La mujer miró recelosa a su alrededor.

—Salen después del anochecer —susurró—. Los he visto.

—¿A quiénes?

—A los hombres de negro. Los directores nocturnos.

«Los hombres de negro».

Pensó en Encantada. En Jed McGill.

La mujer miró de nuevo a su alrededor. Antes de que Bill pudiera decir nada más, le tomó el bolígrafo de la mano, garabateó una firma indescifrable y se llevó apresuradamente a su hija del parque.

—¡Gracias! —le gritó Bill.

No se dio por aludida, y Bill vio cómo ella y su hija casi corrían hacia el coche.

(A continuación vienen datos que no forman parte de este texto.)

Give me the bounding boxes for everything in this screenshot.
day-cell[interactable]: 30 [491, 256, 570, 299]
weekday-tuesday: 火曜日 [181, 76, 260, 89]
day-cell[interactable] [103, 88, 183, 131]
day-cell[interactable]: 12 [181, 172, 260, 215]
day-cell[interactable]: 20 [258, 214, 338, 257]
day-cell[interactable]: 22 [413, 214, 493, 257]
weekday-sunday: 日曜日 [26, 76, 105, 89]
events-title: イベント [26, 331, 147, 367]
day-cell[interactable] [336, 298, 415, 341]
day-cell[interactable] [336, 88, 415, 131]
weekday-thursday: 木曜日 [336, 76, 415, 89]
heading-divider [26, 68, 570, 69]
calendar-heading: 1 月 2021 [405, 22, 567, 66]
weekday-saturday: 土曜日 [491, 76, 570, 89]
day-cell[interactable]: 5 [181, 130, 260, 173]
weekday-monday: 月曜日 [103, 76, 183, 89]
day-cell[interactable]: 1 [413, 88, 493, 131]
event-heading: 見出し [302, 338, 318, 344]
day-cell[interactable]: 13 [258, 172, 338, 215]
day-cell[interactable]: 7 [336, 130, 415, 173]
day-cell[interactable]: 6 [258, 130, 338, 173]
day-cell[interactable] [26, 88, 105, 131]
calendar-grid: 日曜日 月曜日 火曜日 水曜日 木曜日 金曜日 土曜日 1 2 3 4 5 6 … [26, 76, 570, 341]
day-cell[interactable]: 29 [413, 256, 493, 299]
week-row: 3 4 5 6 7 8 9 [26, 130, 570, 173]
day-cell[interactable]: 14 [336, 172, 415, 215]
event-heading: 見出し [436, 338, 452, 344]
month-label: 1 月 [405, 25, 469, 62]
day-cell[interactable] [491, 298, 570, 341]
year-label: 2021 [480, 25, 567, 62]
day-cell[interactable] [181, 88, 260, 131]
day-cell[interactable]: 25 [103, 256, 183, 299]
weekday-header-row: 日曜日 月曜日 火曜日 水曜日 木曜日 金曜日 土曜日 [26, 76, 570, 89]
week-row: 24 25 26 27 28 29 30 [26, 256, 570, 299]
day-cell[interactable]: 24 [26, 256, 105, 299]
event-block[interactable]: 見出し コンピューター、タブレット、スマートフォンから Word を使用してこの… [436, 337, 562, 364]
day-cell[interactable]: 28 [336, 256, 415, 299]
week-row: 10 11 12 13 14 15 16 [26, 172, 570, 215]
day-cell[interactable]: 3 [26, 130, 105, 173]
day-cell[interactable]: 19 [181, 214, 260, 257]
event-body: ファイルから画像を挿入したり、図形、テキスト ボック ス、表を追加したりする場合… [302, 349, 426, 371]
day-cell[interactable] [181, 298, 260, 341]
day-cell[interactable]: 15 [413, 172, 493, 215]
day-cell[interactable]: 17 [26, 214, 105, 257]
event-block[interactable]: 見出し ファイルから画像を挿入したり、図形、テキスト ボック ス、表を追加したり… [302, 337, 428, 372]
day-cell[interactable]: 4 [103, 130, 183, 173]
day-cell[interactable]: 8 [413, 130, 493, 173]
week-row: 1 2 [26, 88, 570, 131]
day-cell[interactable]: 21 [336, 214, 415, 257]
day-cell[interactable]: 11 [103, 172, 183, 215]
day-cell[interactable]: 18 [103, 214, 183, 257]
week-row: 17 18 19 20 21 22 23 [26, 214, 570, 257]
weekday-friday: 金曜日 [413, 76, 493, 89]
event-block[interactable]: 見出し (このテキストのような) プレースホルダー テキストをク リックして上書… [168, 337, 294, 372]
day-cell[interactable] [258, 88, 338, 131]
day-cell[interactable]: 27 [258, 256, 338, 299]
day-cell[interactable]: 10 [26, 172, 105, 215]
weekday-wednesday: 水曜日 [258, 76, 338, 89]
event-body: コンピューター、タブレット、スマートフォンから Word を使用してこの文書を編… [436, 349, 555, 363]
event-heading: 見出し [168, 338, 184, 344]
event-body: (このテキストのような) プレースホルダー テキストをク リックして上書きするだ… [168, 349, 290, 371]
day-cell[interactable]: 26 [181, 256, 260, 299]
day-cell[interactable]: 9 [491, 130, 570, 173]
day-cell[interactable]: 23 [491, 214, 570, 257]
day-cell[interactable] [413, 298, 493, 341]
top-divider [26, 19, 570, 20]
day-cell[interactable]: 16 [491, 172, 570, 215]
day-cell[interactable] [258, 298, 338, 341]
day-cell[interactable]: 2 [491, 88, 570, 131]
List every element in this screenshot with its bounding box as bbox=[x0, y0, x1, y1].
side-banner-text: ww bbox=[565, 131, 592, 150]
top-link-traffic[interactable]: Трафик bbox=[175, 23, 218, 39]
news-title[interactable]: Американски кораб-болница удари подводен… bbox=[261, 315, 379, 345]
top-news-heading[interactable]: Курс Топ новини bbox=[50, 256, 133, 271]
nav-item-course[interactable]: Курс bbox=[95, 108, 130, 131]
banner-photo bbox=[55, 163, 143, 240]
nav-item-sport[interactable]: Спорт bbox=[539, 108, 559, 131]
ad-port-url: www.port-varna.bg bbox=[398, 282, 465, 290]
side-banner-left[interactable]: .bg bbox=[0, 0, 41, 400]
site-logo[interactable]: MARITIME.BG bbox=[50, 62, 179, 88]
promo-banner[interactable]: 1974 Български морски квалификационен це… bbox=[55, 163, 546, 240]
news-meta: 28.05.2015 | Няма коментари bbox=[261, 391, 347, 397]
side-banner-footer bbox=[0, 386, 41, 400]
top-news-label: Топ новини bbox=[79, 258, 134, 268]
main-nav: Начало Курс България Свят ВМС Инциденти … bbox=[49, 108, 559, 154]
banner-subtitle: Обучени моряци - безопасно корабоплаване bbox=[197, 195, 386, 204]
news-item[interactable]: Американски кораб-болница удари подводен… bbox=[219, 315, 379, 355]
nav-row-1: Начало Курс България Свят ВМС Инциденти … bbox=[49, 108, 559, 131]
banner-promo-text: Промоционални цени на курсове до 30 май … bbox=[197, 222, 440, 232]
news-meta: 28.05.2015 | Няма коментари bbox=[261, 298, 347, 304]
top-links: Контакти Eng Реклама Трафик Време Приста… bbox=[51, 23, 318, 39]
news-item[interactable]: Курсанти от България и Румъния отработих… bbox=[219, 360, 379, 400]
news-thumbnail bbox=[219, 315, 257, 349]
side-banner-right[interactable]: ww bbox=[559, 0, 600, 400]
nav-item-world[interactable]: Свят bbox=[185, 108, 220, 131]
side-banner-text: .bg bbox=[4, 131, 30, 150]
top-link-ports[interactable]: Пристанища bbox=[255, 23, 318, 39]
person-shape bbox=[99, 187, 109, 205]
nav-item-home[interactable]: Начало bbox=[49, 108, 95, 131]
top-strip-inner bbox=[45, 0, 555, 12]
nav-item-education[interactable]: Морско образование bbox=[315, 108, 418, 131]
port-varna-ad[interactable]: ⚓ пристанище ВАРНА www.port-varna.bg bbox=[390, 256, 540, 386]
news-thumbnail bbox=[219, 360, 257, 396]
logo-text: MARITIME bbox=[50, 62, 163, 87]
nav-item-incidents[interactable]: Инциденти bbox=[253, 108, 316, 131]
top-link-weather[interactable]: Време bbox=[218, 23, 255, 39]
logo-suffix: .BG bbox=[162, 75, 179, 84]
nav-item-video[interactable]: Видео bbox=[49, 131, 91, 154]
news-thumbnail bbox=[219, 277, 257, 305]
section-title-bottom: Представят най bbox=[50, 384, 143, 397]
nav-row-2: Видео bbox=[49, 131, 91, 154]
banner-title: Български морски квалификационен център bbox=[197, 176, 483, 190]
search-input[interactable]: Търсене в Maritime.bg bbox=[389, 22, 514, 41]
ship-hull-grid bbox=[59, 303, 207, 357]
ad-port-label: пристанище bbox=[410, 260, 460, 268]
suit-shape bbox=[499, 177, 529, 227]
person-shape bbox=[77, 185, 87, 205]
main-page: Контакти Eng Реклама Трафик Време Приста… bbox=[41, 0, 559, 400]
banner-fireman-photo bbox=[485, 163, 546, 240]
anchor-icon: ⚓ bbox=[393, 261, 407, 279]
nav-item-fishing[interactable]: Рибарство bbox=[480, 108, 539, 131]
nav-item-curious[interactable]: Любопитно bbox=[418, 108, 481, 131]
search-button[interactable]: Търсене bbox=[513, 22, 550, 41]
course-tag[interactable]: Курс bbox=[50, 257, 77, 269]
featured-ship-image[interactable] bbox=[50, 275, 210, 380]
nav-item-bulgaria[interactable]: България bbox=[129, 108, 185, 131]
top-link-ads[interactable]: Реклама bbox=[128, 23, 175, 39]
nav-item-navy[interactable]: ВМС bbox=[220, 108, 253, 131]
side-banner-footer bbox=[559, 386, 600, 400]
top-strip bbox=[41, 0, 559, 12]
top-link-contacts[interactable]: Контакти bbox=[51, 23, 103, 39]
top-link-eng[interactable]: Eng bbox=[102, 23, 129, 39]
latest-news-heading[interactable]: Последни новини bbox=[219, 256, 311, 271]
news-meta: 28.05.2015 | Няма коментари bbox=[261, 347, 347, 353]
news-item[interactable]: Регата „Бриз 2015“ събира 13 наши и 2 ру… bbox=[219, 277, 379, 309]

Jed McGill. A veces se preguntaba si realmente había visto lo que creía haber visto. Aquel día en el aparcamiento de Encantada, había estado tan apurado por marcharse, tan desesperado por no saber, que no tenía una certeza absoluta de la identidad de la figura. Ni siquiera ahora estaba seguro de querer saberlo. No tenía ningún sentido. Era tan extraño que resultaba incomprensible, y las preguntas que suscitaba lo aterraban.

«Los hombres de negro».

«Los directores nocturnos».

Procuró concentrarse en la tarea que tenía entre manos, pensar únicamente en recoger firmas.

Cuando el vehículo de la mujer se hubo alejado, apareció un coche patrulla que se detuvo y del que bajó Forest Everson. Bill sabía por qué estaba allí, incluso antes de que el policía empezara a caminar por la hierba hacia él.

Pero no se amedrentó.

—Lo siento, señor Davis —dijo Forest, que parecía violento, tras llegar donde él estaba—, pero tendrá que dejar lo de esa recogida de firmas.

Bill se enfrentó con él.

—¿Por qué?

—Va contra la ley.

—¿Va contra la ley recoger firmas de la gente? ¿Desde cuándo?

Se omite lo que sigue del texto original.